"'Tis for that we have come hither under thy safeguard," quoth she.

"Query, whence art thou and whence hast thou come?" says Eochaid.

"Easy to say," quoth she. "Etáin am I, daughter of Etar, king of the cavalcade from the elfmounds. I have been here for twenty years since I was born in an elfmound. The men of the elfmound, both kings and nobles, have been wooing me; but nought was gotten from me, because ever since I was able to speak, I have loved thee and given thee a child's love for the high tales about thee and thy splendour. And though I had never seen thee, I knew thee at once from thy description: it is thou, then, I have reached."

"No 'seeking of an ill friend afar' shall be thine," says Eochaid. "Thou shalt have welcome, and for thee every other woman shall be left by me, and with thee alone will I live so long as thou hast honour."

"My proper bride-price to me!" she says, "and afterwards my desire."

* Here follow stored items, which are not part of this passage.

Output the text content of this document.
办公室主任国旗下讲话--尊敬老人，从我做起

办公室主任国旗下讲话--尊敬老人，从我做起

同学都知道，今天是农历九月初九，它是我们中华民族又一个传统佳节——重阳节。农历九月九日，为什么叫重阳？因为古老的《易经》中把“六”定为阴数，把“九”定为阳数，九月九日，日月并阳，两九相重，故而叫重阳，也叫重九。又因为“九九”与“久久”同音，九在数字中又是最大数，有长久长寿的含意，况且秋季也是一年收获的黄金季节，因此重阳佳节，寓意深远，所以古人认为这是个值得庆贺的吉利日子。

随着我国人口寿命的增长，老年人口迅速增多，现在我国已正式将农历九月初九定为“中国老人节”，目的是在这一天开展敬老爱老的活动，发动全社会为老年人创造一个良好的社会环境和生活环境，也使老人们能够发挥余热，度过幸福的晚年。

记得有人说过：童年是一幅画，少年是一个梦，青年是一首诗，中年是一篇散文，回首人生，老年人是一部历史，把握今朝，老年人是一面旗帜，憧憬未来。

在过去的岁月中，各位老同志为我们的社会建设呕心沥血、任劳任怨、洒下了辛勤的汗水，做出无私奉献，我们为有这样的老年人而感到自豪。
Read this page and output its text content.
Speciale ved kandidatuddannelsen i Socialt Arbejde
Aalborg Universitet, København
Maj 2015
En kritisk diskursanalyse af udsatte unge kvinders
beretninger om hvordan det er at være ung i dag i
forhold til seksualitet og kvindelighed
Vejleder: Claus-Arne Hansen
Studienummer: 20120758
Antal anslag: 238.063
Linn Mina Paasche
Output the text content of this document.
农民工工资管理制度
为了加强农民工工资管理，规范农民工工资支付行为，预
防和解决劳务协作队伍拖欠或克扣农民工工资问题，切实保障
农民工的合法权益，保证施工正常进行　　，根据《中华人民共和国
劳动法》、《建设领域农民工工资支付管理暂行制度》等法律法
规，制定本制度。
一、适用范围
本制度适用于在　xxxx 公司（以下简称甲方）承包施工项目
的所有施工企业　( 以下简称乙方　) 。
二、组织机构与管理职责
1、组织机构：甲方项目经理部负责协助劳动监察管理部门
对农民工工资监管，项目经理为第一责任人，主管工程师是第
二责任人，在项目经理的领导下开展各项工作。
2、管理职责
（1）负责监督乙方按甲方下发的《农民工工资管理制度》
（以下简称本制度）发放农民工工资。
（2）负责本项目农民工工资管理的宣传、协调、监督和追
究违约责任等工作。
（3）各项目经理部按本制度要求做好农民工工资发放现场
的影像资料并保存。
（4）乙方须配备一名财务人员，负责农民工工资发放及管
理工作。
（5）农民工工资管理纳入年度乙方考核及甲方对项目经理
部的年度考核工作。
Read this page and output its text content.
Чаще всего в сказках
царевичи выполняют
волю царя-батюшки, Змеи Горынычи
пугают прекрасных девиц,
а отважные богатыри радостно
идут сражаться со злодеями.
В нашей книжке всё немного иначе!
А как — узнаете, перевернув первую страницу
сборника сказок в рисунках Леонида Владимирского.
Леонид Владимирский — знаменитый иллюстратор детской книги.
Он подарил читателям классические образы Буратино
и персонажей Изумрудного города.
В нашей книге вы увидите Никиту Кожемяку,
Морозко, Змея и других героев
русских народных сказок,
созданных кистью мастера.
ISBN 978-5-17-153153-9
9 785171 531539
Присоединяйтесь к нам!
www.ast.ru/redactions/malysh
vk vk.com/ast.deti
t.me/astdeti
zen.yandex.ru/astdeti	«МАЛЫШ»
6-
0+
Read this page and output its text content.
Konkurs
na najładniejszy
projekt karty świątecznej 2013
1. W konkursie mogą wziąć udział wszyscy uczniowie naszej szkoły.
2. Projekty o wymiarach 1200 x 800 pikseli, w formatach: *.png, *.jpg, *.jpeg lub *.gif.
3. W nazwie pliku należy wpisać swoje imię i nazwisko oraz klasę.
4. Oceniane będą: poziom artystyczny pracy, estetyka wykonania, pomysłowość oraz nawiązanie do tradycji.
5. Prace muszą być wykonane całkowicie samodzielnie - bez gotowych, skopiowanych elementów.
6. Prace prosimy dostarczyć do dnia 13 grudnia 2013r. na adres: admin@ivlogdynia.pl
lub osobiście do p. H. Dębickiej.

"Thou shalt have both," says Eochaid.

Seven cumals[3] are given to her.

[3] I.e., twenty-one cows.

Then the king, even Eochaid Feidlech, dies, leaving one daughter named, like her mother, Etáin, and wedded to Cormac, king of Ulaid.

After the end of a time Cormac, king of Ulaid, "the man of the three gifts," forsakes Eochaid's daughter, because she was barren save for one daughter that she had borne to Cormac after the making of the pottage which her mother--the woman from the elfmounds--gave her. Then she said to her mother: "Bad is what thou hast given me: it will be a daughter that I shall bear."